Pendant l’année scolaire 2010-2011, le nombre des bourses gouvernementales chinoises, accordées aux étudiants africains, ont atteint 5.710. L’objectif annoncé par la Chine lors de la quatrième Conférence ministérielle du Fcsa a ainsi été accompli avec deux ans d’avance. D’ailleurs, l’Université des Comores est prête à ouvrir une Classe Confucius en son sein et les préparatifs sont en cours. A présent, l’Institut Confucius et la Classe Confucius ont été ouverts dans vingt-un pays africains dont le nombre a été porté à vingt-huit. Actuellement, quarante-sept étudiants comoriens bénéficient, actuellement, de bourses gouvernementales chinoises, et ce chiffre va augmenter encore dans les années à venir. En matière des ressources humaines, nous invitons chaque année une centaine de fonctionnaires et techniciens comoriens de divers milieux à se rendre en Chine pour des séminaires ou formations: 124 en 2011 et encore plus cette année.

Qu’est-ce qu’on peut attendre de la cinquième Conférence ministérielle du Fcsa?

Cette cinquième Conférence ministérielle, la première du genre depuis l’entrée du Fcsa dans sa deuxième décennie, est une rencontre importante qui permet d’assurer la continuité et le développement des relations sino-africaines et qui fait l’objet d’une haute attention de la Chine comme de l’Afrique.
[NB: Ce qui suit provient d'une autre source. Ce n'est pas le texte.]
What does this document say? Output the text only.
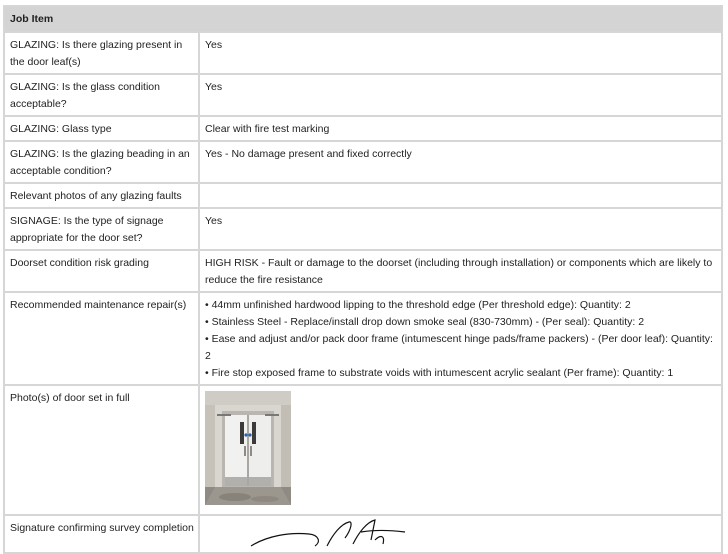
Job Item	
GLAZING: Is there glazing present in the door leaf(s)	Yes
GLAZING: Is the glass condition acceptable?	Yes
GLAZING: Glass type	Clear with fire test marking
GLAZING: Is the glazing beading in an acceptable condition?	Yes - No damage present and fixed correctly
Relevant photos of any glazing faults	
SIGNAGE: Is the type of signage appropriate for the door set?	Yes
Doorset condition risk grading	HIGH RISK - Fault or damage to the doorset (including through installation) or components which are likely to reduce the fire resistance
Recommended maintenance repair(s)	• 44mm unfinished hardwood lipping to the threshold edge (Per threshold edge): Quantity: 2
• Stainless Steel - Replace/install drop down smoke seal (830-730mm) - (Per seal): Quantity: 2
• Ease and adjust and/or pack door frame (intumescent hinge pads/frame packers) - (Per door leaf): Quantity: 2
• Fire stop exposed frame to substrate voids with intumescent acrylic sealant (Per frame): Quantity: 1

Photo(s) of door set in full	
Signature confirming survey completion	
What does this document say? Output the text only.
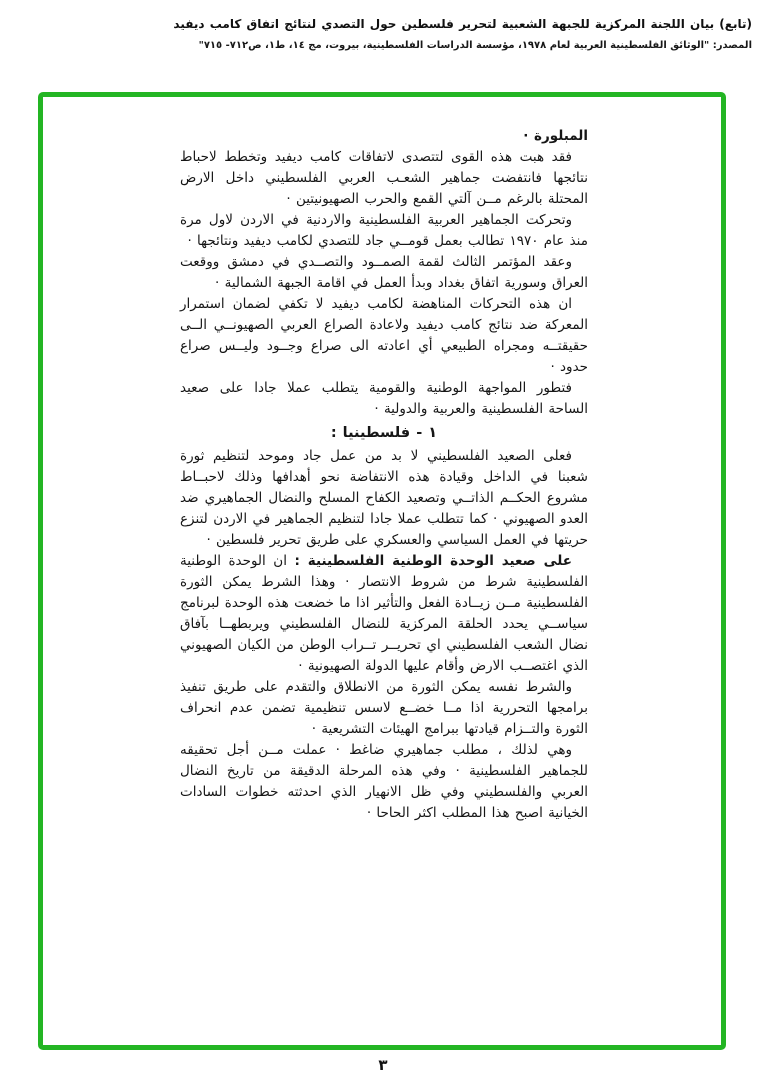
(تابع) بيان اللجنة المركزية للجبهة الشعبية لتحرير فلسطين حول التصدي لنتائج اتفاق كامب ديفيد
المصدر: "الوثائق الفلسطينية العربية لعام ١٩٧٨، مؤسسة الدراسات الفلسطينية، بيروت، مج ١٤، ط١، ص٧١٢- ٧١٥"

المبلورة ·

فقد هبت هذه القوى لتتصدى لاتفاقات كامب ديفيد وتخطط لاحباط نتائجها فانتفضت جماهير الشعـب العربي الفلسطيني داخل الارض المحتلة بالرغم مــن آلتي القمع والحرب الصهيونيتين ·

وتحركت الجماهير العربية الفلسطينية والاردنية في الاردن لاول مرة منذ عام ١٩٧٠ تطالب بعمل قومــي جاد للتصدي لكامب ديفيد ونتائجها ·

وعقد المؤتمر الثالث لقمة الصمــود والتصــدي في دمشق ووقعت العراق وسورية اتفاق بغداد وبدأ العمل في اقامة الجبهة الشمالية ·

ان هذه التحركات المناهضة لكامب ديفيد لا تكفي لضمان استمرار المعركة ضد نتائج كامب ديفيد ولاعادة الصراع العربي الصهيونــي الــى حقيقتــه ومجراه الطبيعي أي اعادته الى صراع وجــود وليــس صراع حدود ·

فتطور المواجهة الوطنية والقومية يتطلب عملا جادا على صعيد الساحة الفلسطينية والعربية والدولية ·

١ - فلسطينيا :

فعلى الصعيد الفلسطيني لا بد من عمل جاد وموحد لتنظيم ثورة شعبنا في الداخل وقيادة هذه الانتفاضة نحو أهدافها وذلك لاحبــاط مشروع الحكــم الذاتــي وتصعيد الكفاح المسلح والنضال الجماهيري ضد العدو الصهيوني · كما تتطلب عملا جادا لتنظيم الجماهير في الاردن لتنزع حريتها في العمل السياسي والعسكري على طريق تحرير فلسطين ·

على صعيد الوحدة الوطنية الفلسطينية : ان الوحدة الوطنية الفلسطينية شرط من شروط الانتصار · وهذا الشرط يمكن الثورة الفلسطينية مــن زيــادة الفعل والتأثير اذا ما خضعت هذه الوحدة لبرنامج سياســي يحدد الحلقة المركزية للنضال الفلسطيني ويربطهــا بآفاق نضال الشعب الفلسطيني اي تحريــر تــراب الوطن من الكيان الصهيوني الذي اغتصــب الارض وأقام عليها الدولة الصهيونية ·

والشرط نفسه يمكن الثورة من الانطلاق والتقدم على طريق تنفيذ برامجها التحررية اذا مــا خضــع لاسس تنظيمية تضمن عدم انحراف الثورة والتــزام قيادتها ببرامج الهيئات التشريعية ·

وهي لذلك ، مطلب جماهيري ضاغط · عملت مــن أجل تحقيقه للجماهير الفلسطينية · وفي هذه المرحلة الدقيقة من تاريخ النضال العربي والفلسطيني وفي ظل الانهيار الذي احدثته خطوات السادات الخيانية اصبح هذا المطلب اكثر الحاحا ·

٣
Les ministres des Affaires étrangères et les ministres chargés de la coopération économique de cinquante pays africains ainsi que le président de la Commission de l’Union africaine participeront à la Conférence. Du côté des Comores, Mohamed Ali Soilihi, vice-président chargé des Finances, et Mohamed Bakri, ministre des Relations extérieures et de la Coopération, y participeront avec trois hauts fonctionnaires. Lors de cette Conférence, les deux parties travailleront autour du thème “Consolider les acquis et ouvrir de nouvelles perspectives pour le nouveau partenariat stratégique sino-africain“ pour réaliser les objectifs suivants: premièrement, évaluer, sur tous les plans, la mise en oeuvre du suivi de la quatrième Conférence ministérielle de 2009; deuxièmement, explorer les modes et moyens permettant d’approfondir leur nouveau partenariat stratégique pour faire avancer le développement du Fcsa; troisièmement, identifier les domaines prioritaires de leur coopération et les grandes mesures à prendre pour les trois ans à venir et élaborer un plan d’action à cet égard; quatrièmement, échanger des vues sur les questions internationales et régionales d’importance majeure pour mieux préserver et élargir leurs intérêts communs.

Quels sont les résultats attendus après cette cinquième Conférence?

Quant aux résultats concrets de la cinquième Conférence ministérielle du Fcsa, deux documents seront publiés: la Déclarationde Beijing et le Plan d’action de Beijing (2013-2015). Lors de la cérémonie d’ouverture, le président Hu Jintao annoncera, au nom du gouvernement chinois, les nouvelles mesures envisagées par la Chine dans de multiples domaines tels que l’investissement, le financement de projets, l’aide, l’intégration africaine, la paix, la sécurité ainsi que les échanges populaires pour renforcer sa coopération avec l’Afrique. Je suis convaincu que grâce aux efforts conjugués de part et d’autre, cette Conférence sera certainement couronnée d’un plein succès pour porter le nouveau partenariat stratégique sino-africain à un palier plus élevé.